И вдруг она ни с того ни с сего:
– Прощай, Ваша, позаботься о детях…
Бросилась к окну, распахнула створки – и гоп!
Еле успел схватить ее за юбку. Застежка порвалась. Марженка разрезала себе правую руку. Сжал я ее, точно клещами, встряхнул и говорю спокойно:
– Женщина, полно… Опомнись!
– Ваша, – кричит истошно, – пусти меня! Все равно нам с тобой жизни нет.
– Не скандаль, дуреха… Что соседи скажут!
– Убей, ну, убей меня! – вопит она, словно помешанная. И все к окну рвется.
Мечемся с ней по кухне, опрокинули стулья, лохань с посудой.
Кровь во мне взыграла.
Пхнул я ее под ребро, чтобы в чувство пришла.
Франтик проснулся. Заспанный, испуганный. Поднял рев.
Соскочил с кровати, как был, в нижнем бельишке, схватил свой деревянный меч – и давать тыкать меня в ногу.
– Папочка! Папочка! Отпусти мамочку!
– Убирайся, парень, не то сломаю твой меч!
– Убей меня, Ваша… Не вынесу я этих мучений!
– Отпусти мамочку, папа! Отпусти мамочку!
Схватил я их обоих, Франтика и жену, в охапку и бросил на постель, точно двух кроликов. Обняли они друг дружку.
А я до утра ходил по мастерской. В руке – веревка.
Выкурил самое малое сигарет тридцать.
Все раздумывал: вешаться или не вешаться.
Уж лучше смерть, чем такая проклятущая жизнь.
Утром я пришел к завтраку и поцеловал Марженку.
* * *
Началась война. Я даже обрадовался, когда меня призвали.
«Будь что будет, – думаю, – а хуже, чем сейчас, все равно не бывает, Коли убьют, так хоть умру честно, не с петлей на шее, семью не опозорю… Жена получит пособие, о детях позаботится государство».
Должен сказать, собрала меня Марженка в дорогу – лучше быть не может.
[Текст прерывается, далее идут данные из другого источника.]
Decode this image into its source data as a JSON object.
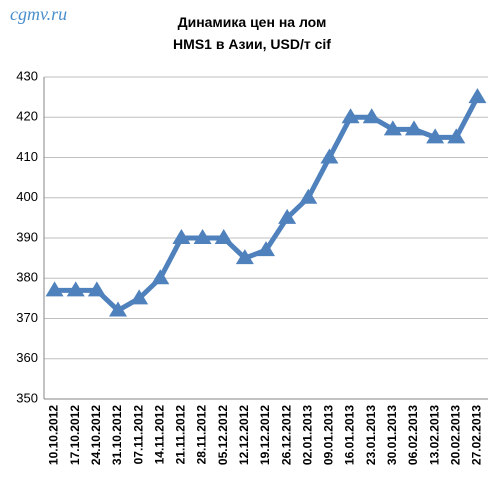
{
  "chart_data": {
    "type": "line",
    "watermark": "cgmv.ru",
    "title": [
      "Динамика цен на лом",
      "HMS1 в Азии, USD/т cif"
    ],
    "categories": [
      "10.10.2012",
      "17.10.2012",
      "24.10.2012",
      "31.10.2012",
      "07.11.2012",
      "14.11.2012",
      "21.11.2012",
      "28.11.2012",
      "05.12.2012",
      "12.12.2012",
      "19.12.2012",
      "26.12.2012",
      "02.01.2013",
      "09.01.2013",
      "16.01.2013",
      "23.01.2013",
      "30.01.2013",
      "06.02.2013",
      "13.02.2013",
      "20.02.2013",
      "27.02.2013"
    ],
    "values": [
      377,
      377,
      377,
      372,
      375,
      380,
      390,
      390,
      390,
      385,
      387,
      395,
      400,
      410,
      420,
      420,
      417,
      417,
      415,
      415,
      425
    ],
    "color": "#4f81bd",
    "ylim": [
      350,
      430
    ],
    "yticks": [
      350,
      360,
      370,
      380,
      390,
      400,
      410,
      420,
      430
    ],
    "grid": true
  }
}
Нашила носовых платков, подштанников, рубах, носков навязала, напульсников, рукавиц – пожалуй что и лишку даже. Уложила все чин по чину в рундучок, ничего не позабыла. И сверху – конверты с нашим адресом, и марки наклеены. Фотографии детей, карандаши, перья, пузырек чернил, наусники, гребешок, бритвенный прибор, крем для кожи и новехонький фонарик с батарейкой.
Теперь уж всего не упомнишь.
На вокзал пришла с детишками, и все трое повисли у меня на шее.
– Ваша, Вашичек, я ж тебя люблю, тебя одного… Будь же и ты подобрей ко мне, вспоминай, пиши хоть через день. А я шить стану… Не оставлю тебя заботами, посылать буду…
Размяк я, что воск, слезы на глазах, и говорю:
– Не горюй, Марженка, я ведь всегда тебя любил. Ворочусь живым. Главное – о детях позаботься, чтобы все у них было, у дорогих наших крошек…
Покуда я был в гарнизоне, она дважды в неделю присылала белье, куличи, копченое мясо, сигареты.
Только часто писать я не мог.
Наша рота обороняла железнодорожное полотно, мостовую арку и виадук.
Русские обстреливали из пушек вокзал, а там стоял поезд с боеприпасами.
Случилось это часов в девять утра.
Вдруг – снаряд, словно дикий кабан. Я так и влип в землю. Один вагон с прямого попадания взлетел на воздух.
Вокзал рассыпался, точно карточный домик. Машинист вывалился из паровозной кабины.
Кочегар на паровозе доехал до самых наших позиций.
Изо рта у него текла кровь.
Вагоны горели.
И рвались один за другим.
Куски железа и щепки летали над нашими головами.
Вызвалось нас шестеро – добровольцев.
Вскарабкались мы на паровоз, скорчились за тендером, гоним состав задним ходом.
Четырнадцать вагонов удалось отцепить.
Я ехал в последнем, на буфере, уж мы были шагах в пятистах от цели.
Думалось, все сойдет благополучно. Но тут взорвался третий с конца вагон.
Железяка с шурупом – видать от засова – застряла у меня под лопаткой.
Я потерял сознание.
Ребята потом говорили, что висел я на буфере, как мокрая тряпка.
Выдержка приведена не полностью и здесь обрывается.